DEV Community

Cover image for Extract Structured Data from Invoices Using YAML + Python (No ML Training Required)
Sadidul Islam
Sadidul Islam

Posted on

Extract Structured Data from Invoices Using YAML + Python (No ML Training Required)

Parsing invoices programmatically sounds simple until you're staring at your fourth supplier's PDF with a completely different layout than the previous three.

The usual answer — train a document extraction model — is overkill for most projects. You need hundreds of labeled examples, a fine-tuning pipeline, and you still have to retrain when layouts change.

In this tutorial I'll show you a different approach: declarative OCR with a YAML rules file. You describe what you're looking for and where to find it. The engine does the rest. No training, no GPU, no labeled datasets.

We'll extract the following from a real invoice image:

  • Invoice number, date, due date
  • Payment info (bank, account, terms)
  • Billing address
  • Line-item table (description, qty, unit price, amount)
  • Summary table (subtotal, tax, total) And we'll annotate the image to visually verify every extraction.

Prerequisites

  • A SoceTonAI account (grab your API key and secret from the dashboard)
  • Python 3.8+
pip install requests Pillow opencv-python numpy
Enter fullscreen mode Exit fullscreen mode

Store credentials in config.py:

SOCETONAI_API_KEY = "your_api_key_here"
SOCETONAI_API_SECRET = "your_api_secret_here"
Enter fullscreen mode Exit fullscreen mode

How SoceTonAI Script OCR works

The core idea: instead of training a model, you write a YAML rules file that acts as a template for the document. Each field definition has two parts:

  1. A keyword anchor — a word or phrase the engine searches for on the page (e.g. "Invoice", "Bill To")
  2. A positional offset — a bounding box relative to that anchor where the value lives For tables, you define column headers instead of keyword anchors, and the engine auto-detects rows.
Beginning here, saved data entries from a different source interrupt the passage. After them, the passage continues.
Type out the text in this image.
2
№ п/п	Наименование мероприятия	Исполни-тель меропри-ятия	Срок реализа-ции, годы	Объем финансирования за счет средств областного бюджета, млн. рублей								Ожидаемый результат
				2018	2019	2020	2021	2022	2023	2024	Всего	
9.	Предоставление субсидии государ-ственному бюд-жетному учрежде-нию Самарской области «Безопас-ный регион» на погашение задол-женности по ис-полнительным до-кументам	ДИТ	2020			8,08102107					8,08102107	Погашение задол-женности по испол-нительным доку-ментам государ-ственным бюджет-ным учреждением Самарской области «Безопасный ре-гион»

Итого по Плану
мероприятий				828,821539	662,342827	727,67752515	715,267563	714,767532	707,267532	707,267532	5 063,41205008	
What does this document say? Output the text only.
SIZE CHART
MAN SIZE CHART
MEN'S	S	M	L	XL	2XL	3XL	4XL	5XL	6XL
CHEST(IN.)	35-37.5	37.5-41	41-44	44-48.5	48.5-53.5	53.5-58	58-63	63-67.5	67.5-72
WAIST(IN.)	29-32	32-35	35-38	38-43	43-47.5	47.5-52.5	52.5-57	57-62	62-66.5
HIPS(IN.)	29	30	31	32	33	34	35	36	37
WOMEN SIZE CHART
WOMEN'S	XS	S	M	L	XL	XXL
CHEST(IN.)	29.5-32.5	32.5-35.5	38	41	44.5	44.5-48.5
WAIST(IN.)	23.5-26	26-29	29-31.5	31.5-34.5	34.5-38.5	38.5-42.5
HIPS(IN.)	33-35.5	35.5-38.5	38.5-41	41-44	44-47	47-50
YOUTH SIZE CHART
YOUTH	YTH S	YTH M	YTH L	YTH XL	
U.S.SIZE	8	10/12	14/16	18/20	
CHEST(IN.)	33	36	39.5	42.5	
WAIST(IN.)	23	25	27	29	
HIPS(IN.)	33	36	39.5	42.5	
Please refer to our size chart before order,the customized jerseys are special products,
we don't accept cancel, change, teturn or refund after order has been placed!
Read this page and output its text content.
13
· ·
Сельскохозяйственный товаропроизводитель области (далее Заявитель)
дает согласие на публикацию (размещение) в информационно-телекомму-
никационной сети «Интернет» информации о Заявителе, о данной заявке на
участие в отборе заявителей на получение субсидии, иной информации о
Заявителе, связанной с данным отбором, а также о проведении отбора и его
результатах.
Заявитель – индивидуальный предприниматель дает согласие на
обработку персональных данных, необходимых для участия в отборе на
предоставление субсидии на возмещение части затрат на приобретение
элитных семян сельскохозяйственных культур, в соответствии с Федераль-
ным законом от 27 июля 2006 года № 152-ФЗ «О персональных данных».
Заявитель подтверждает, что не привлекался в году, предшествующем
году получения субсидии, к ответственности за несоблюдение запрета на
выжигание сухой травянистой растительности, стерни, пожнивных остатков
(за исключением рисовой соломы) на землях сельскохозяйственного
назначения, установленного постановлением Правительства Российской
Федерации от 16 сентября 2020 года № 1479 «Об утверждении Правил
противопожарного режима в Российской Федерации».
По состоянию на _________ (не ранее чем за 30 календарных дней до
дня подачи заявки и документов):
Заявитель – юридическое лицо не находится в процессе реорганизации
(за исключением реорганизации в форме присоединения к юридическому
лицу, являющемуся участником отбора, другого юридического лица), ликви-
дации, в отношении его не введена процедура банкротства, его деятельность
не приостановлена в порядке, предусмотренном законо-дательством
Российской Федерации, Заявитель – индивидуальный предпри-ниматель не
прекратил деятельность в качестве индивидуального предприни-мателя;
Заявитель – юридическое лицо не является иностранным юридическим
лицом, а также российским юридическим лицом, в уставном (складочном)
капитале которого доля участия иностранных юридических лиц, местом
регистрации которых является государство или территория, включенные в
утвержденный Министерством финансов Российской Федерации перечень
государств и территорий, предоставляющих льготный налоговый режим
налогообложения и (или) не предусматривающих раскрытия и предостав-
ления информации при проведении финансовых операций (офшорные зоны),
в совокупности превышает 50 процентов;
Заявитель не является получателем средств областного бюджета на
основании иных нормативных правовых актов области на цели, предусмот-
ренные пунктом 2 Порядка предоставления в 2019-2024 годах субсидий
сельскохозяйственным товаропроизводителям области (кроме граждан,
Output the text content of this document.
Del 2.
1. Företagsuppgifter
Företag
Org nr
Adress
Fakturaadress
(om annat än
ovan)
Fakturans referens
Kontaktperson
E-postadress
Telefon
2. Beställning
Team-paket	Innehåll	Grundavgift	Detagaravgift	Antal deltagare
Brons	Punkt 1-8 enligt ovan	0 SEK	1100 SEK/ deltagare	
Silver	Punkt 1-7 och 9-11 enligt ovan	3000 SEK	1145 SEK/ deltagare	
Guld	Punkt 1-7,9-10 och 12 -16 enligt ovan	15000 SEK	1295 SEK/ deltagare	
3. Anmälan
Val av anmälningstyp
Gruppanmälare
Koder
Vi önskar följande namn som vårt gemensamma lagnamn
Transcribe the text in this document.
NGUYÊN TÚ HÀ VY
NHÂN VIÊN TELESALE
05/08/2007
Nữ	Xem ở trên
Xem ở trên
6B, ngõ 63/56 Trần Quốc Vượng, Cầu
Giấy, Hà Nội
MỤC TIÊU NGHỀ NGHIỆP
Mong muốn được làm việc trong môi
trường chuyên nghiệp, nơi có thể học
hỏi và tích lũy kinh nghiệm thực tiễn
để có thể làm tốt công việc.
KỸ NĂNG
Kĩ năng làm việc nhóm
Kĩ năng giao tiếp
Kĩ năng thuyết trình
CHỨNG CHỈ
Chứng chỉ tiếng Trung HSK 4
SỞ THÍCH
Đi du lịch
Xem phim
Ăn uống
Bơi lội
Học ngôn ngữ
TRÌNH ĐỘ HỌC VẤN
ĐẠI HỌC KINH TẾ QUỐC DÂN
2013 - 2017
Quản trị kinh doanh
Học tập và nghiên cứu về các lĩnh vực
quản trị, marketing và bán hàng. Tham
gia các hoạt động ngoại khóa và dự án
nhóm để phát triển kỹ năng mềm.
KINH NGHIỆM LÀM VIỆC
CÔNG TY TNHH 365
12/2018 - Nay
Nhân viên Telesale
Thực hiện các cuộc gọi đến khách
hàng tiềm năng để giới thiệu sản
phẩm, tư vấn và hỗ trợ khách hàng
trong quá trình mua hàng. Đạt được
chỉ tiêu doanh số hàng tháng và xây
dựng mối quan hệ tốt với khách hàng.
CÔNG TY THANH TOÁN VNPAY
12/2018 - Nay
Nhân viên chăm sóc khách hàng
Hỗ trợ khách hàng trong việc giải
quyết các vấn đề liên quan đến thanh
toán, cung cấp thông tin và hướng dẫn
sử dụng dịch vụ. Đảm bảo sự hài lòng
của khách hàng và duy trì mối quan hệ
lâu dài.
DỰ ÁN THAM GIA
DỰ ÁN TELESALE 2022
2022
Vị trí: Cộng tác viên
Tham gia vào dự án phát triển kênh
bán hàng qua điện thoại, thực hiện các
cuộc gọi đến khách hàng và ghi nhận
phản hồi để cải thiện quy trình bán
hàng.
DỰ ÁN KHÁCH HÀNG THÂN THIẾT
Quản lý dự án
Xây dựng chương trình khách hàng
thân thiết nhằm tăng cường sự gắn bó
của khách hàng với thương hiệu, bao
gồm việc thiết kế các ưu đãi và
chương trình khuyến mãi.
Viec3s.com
The API call is a single POST with the image and YAML as multipart form data. The response is structured JSON.


Step 1 — Write the YAML rules file

Here's the complete YAML for our invoice. I'll break down the key patterns after.

document_type: Receipt
description: "Extract key information from Receipt using OCR"
development: true
return_ocr_output: false
return_full_text: false

fields:

  - name: invoice_no
    label: "Invoice No"
    find:
      type: text
      keywords:
        - keyword: "Invoice"
          index: 0
      position_of_value: [1, -1, 5, 18]
      words: 5
      debug: false
      returns:
        - keywords
        - words
        - position

  - name: date
    label: "Date"
    find:
      type: text
      keywords:
        - keyword: "Date"
          index: 0
          next_keyword_position: [1, -1, 1, 3]
        - keyword: ":"
      position_of_value: [1, -1, 4, 10]
      words: 10
      debug: false
      returns:
        - keywords
        - words
        - position

  - name: due
    label: "Due"
    find:
      type: text
      keywords:
        - keyword: "Due"
          index: 0
          next_keyword_position: [1, -1, 1, 3]
        - keyword: ":"
      position_of_value: [1, -1, 3, 10]
      words: 10
      debug: false
      returns:
        - keywords
        - words
        - position

  - name: payment_info
    label: "Payment Info"
    find:
      type: text
      keywords:
        - keyword: "Payment"
          index: 0
          next_keyword_position: [1, -1, 1, 10]
        - keyword: "Info"
      position_of_value: [5, 0.5, -1, 10]
      debug: false
      returns:
        - keywords
        - words
        - position

  - name: bill_to
    label: "Bill To"
    find:
      type: text
      keywords:
        - keyword: "Bill"
          index: 0
          next_keyword_position: [1, -1, 1, 10]
        - keyword: "To"
      position_of_value: [10, 0.5, -1, 15]
      debug: false
      returns:
        - keywords
        - words
        - position

  - name: purchases
    label: "Purchase Table"
    find:
      type: table
      row_orientation: horizontal
      y_tolerance: 0.01
      debug: false
      headers:
        - header:
          - keyword: "#"
        - header:
          - keyword: "Description"
        - header:
          - keyword: "Qty"
        - header:
          - keyword: "Unit"
          - keyword: "Price"
          - keyword: "(USD)"
        - header:
          - keyword: "Amount"
          - keyword: "(USD)"
      returns:
        - headers
        - column_words

  - name: summary
    label: "Summary Table"
    find:
      type: table
      row_orientation: vertical
      y_tolerance: 0.01
      debug: true
      headers:
        - header:
            - keyword: "Subtotal"
        - header:
            - keyword: "Sales"
            - keyword: "Tax"
            - keyword: "(5%)"
        - header:
            - keyword: "Total"
      returns:
        - headers
        - column_words
Enter fullscreen mode Exit fullscreen mode

Understanding the key parameters

position_of_value: [top, left, bottom, right]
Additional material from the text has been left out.